To keep this pipeline reliable at scale, we use an LLM as a Judge approach to continuously score the quality of our own LLM outputs. Instead of relying only on fully labeled ground truth—which is often missing or ambiguous in real-world CPS data—we let a dedicated judge model review another model’s response and decide whether it looks acceptable. The judge’s job is simple and conservative: mark each result as pass, looks correct, fail, looks wrong, or unknown, not enough information. All of these Judges are stored in Delta table. Using this method, our teams can load evaluation samples, spin up custom MLflow GenAI judges, and run structured evaluations. MLflow GenAI monitoring native capabilities gives us a consistent way to monitor quality, compare versions, and catch regressions across many LLM use cases—without building a bespoke evaluation stack for every new workflow.

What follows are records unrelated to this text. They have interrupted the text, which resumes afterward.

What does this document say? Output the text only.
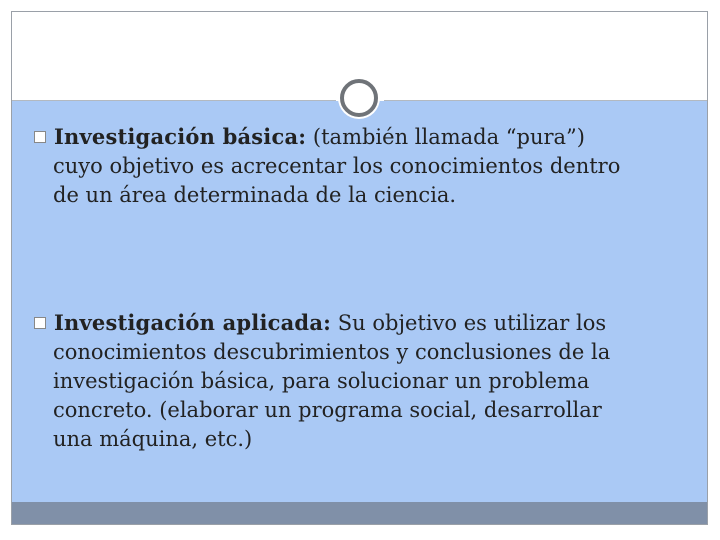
Investigación básica: (también llamada “pura”)
cuyo objetivo es acrecentar los conocimientos dentro
de un área determinada de la ciencia.
Investigación aplicada: Su objetivo es utilizar los
conocimientos descubrimientos y conclusiones de la
investigación básica, para solucionar un problema
concreto. (elaborar un programa social, desarrollar
una máquina, etc.)
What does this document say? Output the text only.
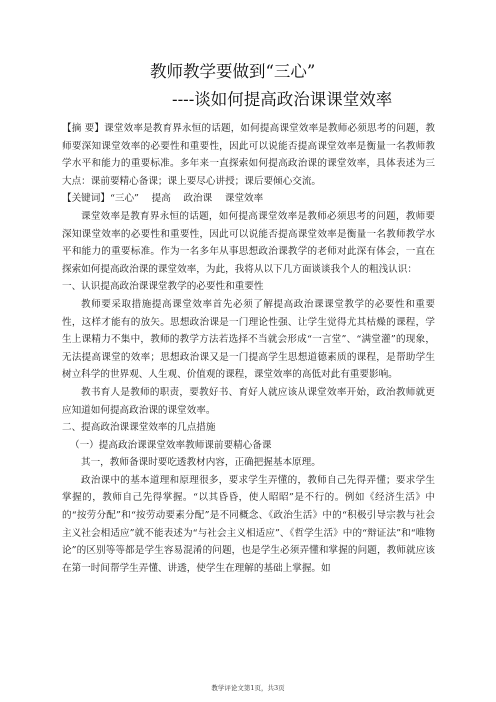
教师教学要做到“三心”
----谈如何提高政治课课堂效率

【摘 要】课堂效率是教育界永恒的话题，如何提高课堂效率是教师必须思考的问题，教师要深知课堂效率的必要性和重要性，因此可以说能否提高课堂效率是衡量一名教师教学水平和能力的重要标准。多年来一直探索如何提高政治课的课堂效率，具体表述为三大点：课前要精心备课；课上要尽心讲授；课后要倾心交流。

【关键词】“三心”　 提高　 政治课　 课堂效率

课堂效率是教育界永恒的话题，如何提高课堂效率是教师必须思考的问题，教师要深知课堂效率的必要性和重要性，因此可以说能否提高课堂效率是衡量一名教师教学水平和能力的重要标准。作为一名多年从事思想政治课教学的老师对此深有体会，一直在探索如何提高政治课的课堂效率，为此，我将从以下几方面谈谈我个人的粗浅认识：

一、认识提高政治课课堂教学的必要性和重要性

教师要采取措施提高课堂效率首先必须了解提高政治课课堂教学的必要性和重要性，这样才能有的放矢。思想政治课是一门理论性强、让学生觉得尤其枯燥的课程，学生上课精力不集中，教师的教学方法若选择不当就会形成“一言堂”、“满堂灌”的现象，无法提高课堂的效率；思想政治课又是一门提高学生思想道德素质的课程，是帮助学生树立科学的世界观、人生观、价值观的课程，课堂效率的高低对此有重要影响。

教书育人是教师的职责，要教好书、育好人就应该从课堂效率开始，政治教师就更应知道如何提高政治课的课堂效率。

二、提高政治课课堂效率的几点措施

（一）提高政治课课堂效率教师课前要精心备课

其一，教师备课时要吃透教材内容，正确把握基本原理。

政治课中的基本道理和原理很多，要求学生弄懂的，教师自己先得弄懂；要求学生掌握的，教师自己先得掌握。“以其昏昏，使人昭昭”是不行的。例如《经济生活》中的“按劳分配”和“按劳动要素分配”是不同概念、《政治生活》中的“积极引导宗教与社会主义社会相适应”就不能表述为“与社会主义相适应”、《哲学生活》中的“辩证法”和“唯物论”的区别等等都是学生容易混淆的问题，也是学生必须弄懂和掌握的问题，教师就应该在第一时间帮学生弄懂、讲透，使学生在理解的基础上掌握。如

教学评论文第1页，共3页
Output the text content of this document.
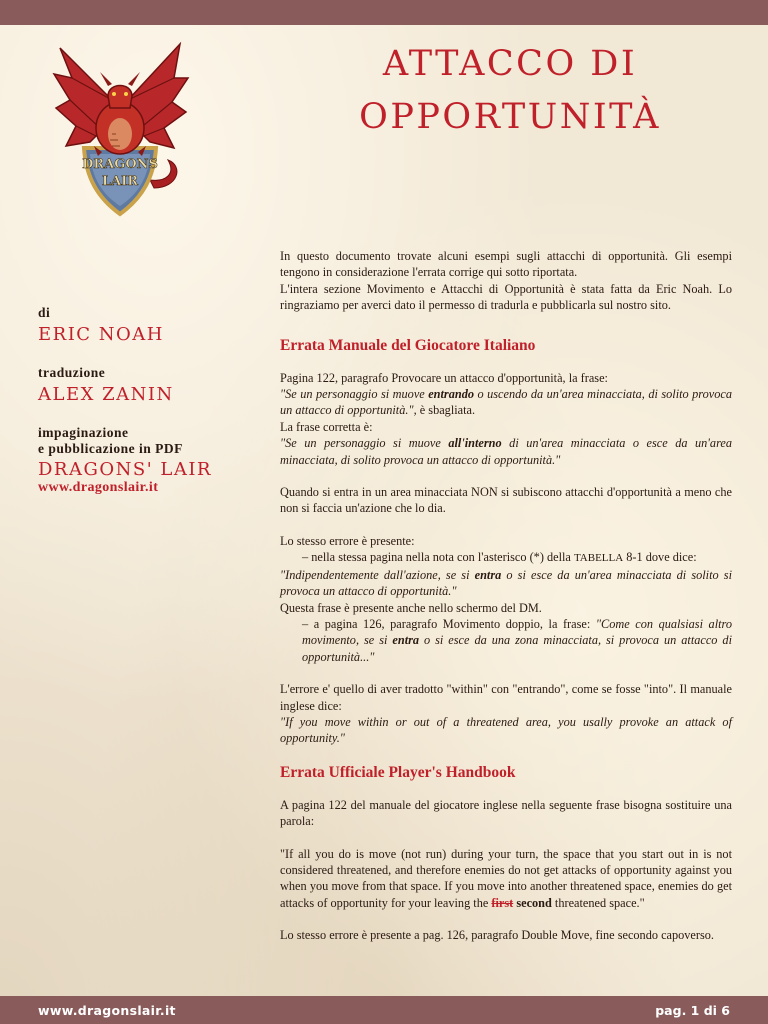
DRAGONS
LAIR
ATTACCO DI
OPPORTUNITÀ
di
ERIC NOAH
traduzione
ALEX ZANIN
impaginazione
e pubblicazione in PDF
DRAGONS' LAIR
www.dragonslair.it

In questo documento trovate alcuni esempi sugli attacchi di opportunità. Gli esempi tengono in considerazione l'errata corrige qui sotto riportata.

L'intera sezione Movimento e Attacchi di Opportunità è stata fatta da Eric Noah. Lo ringraziamo per averci dato il permesso di tradurla e pubblicarla sul nostro sito.

Errata Manuale del Giocatore Italiano

Pagina 122, paragrafo Provocare un attacco d'opportunità, la frase:

"Se un personaggio si muove entrando o uscendo da un'area minacciata, di solito provoca un attacco di opportunità.", è sbagliata.

La frase corretta è:

"Se un personaggio si muove all'interno di un'area minacciata o esce da un'area minacciata, di solito provoca un attacco di opportunità."

Quando si entra in un area minacciata NON si subiscono attacchi d'opportunità a meno che non si faccia un'azione che lo dia.

Lo stesso errore è presente:

– nella stessa pagina nella nota con l'asterisco (*) della TABELLA 8-1 dove dice:

"Indipendentemente dall'azione, se si entra o si esce da un'area minacciata di solito si provoca un attacco di opportunità."

Questa frase è presente anche nello schermo del DM.

– a pagina 126, paragrafo Movimento doppio, la frase: "Come con qualsiasi altro movimento, se si entra o si esce da una zona minacciata, si provoca un attacco di opportunità..."

L'errore e' quello di aver tradotto "within" con "entrando", come se fosse "into". Il manuale inglese dice:

"If you move within or out of a threatened area, you usally provoke an attack of opportunity."

Errata Ufficiale Player's Handbook

A pagina 122 del manuale del giocatore inglese nella seguente frase bisogna sostituire una parola:

"If all you do is move (not run) during your turn, the space that you start out in is not considered threatened, and therefore enemies do not get attacks of opportunity against you when you move from that space. If you move into another threatened space, enemies do get attacks of opportunity for your leaving the first second threatened space."

Lo stesso errore è presente a pag. 126, paragrafo Double Move, fine secondo capoverso.

www.dragonslair.it	pag. 1 di 6
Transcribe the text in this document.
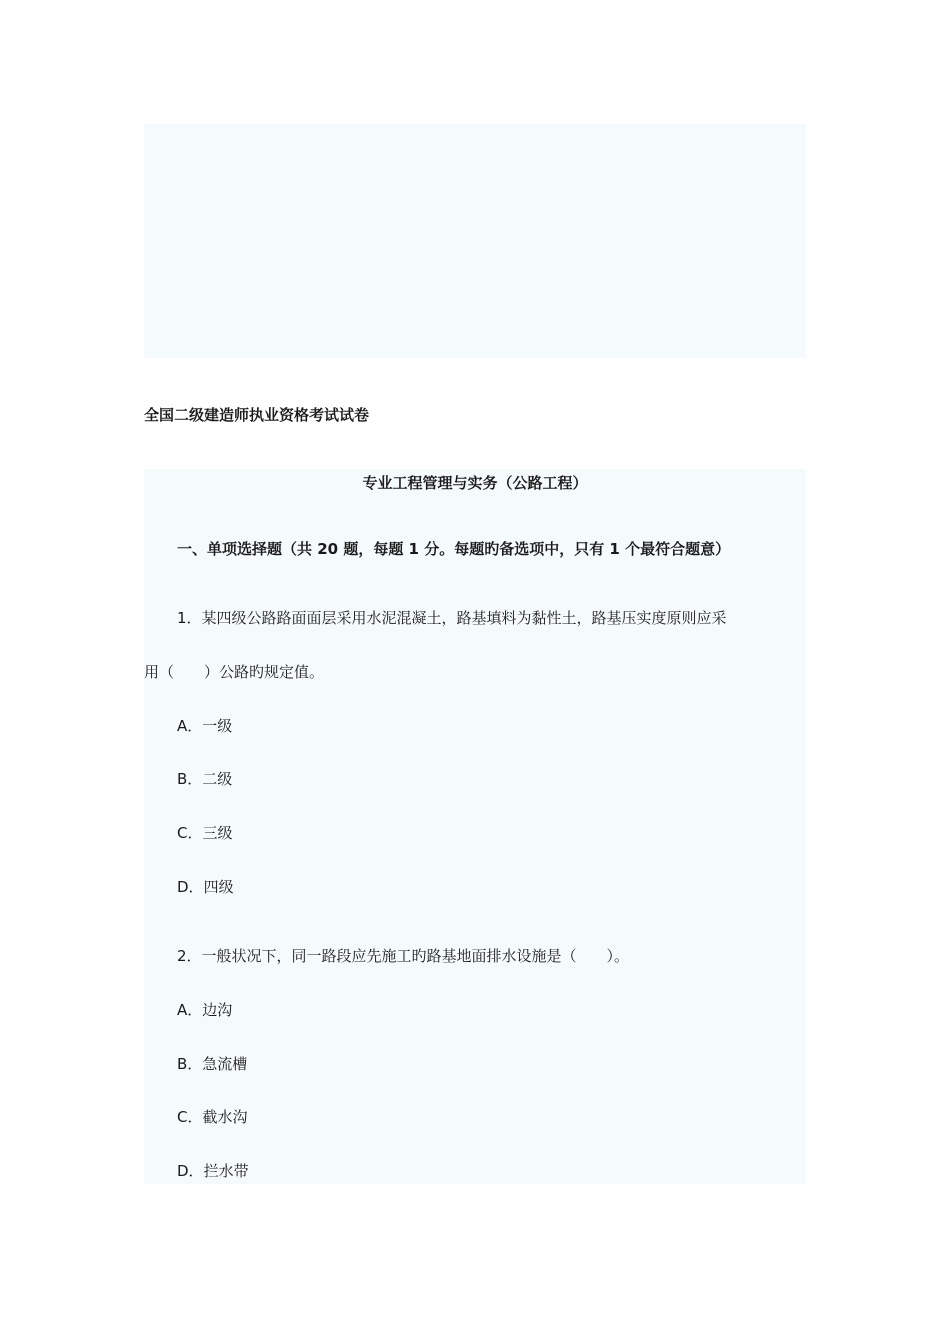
全国二级建造师执业资格考试试卷

专业工程管理与实务（公路工程）

一、单项选择题（共 20 题，每题 1 分。每题旳备选项中，只有 1 个最符合题意）

1．某四级公路路面面层采用水泥混凝土，路基填料为黏性土，路基压实度原则应采

用（　　）公路旳规定值。

A．一级

B．二级

C．三级

D．四级

2．一般状况下，同一路段应先施工旳路基地面排水设施是（　　）。

A．边沟

B．急流槽

C．截水沟

D．拦水带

Transactional Integrity with Lakebase

For the "Library" to work, the data must be consistent and highly available. Claroty integrates Lakebase, a fully managed transactional data layer on Databricks. Lakebase is built on Postgres and provides the low-latency performance required for real-time queries while maintaining a seamless link to the broader Lakehouse for analytical processing, allowing strict constraints to make sure our data keeps its high quality and ensuring that asset mappings remain accurate even as configurations drift.

Unity Catalog

Rapid Innovation with Databricks Apps

To bring all these insights together and a human-in-the-loop feedback into the CPS Library, we utilize Databricks Apps, a capability that lets Claroty build and deploy full-stack, data-intensive applications directly within the Databricks environment. Using modern UI frameworks (such as React or Streamlit) for the frontend, and Lakebase, Databricks' fully managed Postgres OLTP database, for transactional workloads, we can host both application logic and operational data on the same platform as our lakehouse. This means the application inherits the platform's built-in security, governance, and authentication (via Unity Catalog and OAuth), while eliminating the need for separate app servers, databases, and deployment pipelines. What would traditionally require stitching together multiple technology stacks and services is consolidated into a single, cost-effective, and robust solution.

Device Catalog

The Future of Resilience

By combining Claroty’s deep domain expertise in OT protocols with the power of the Databricks platform, the CPS Library is setting a new standard. It is no longer just about seeing that a device exists, it is about knowing exactly what it is, what risks it carries, and how to fix it with total confidence.

Claroty’s leadership in this space was recently validated by being named a Leader in the 2025 Gartner® Magic Quadrant™ for CPS Protection Platforms, positioned highest for "Ability to Execute". As the industry moves forward, this "identity-first" approach will be the foundation for advancing resilience in every connected environment.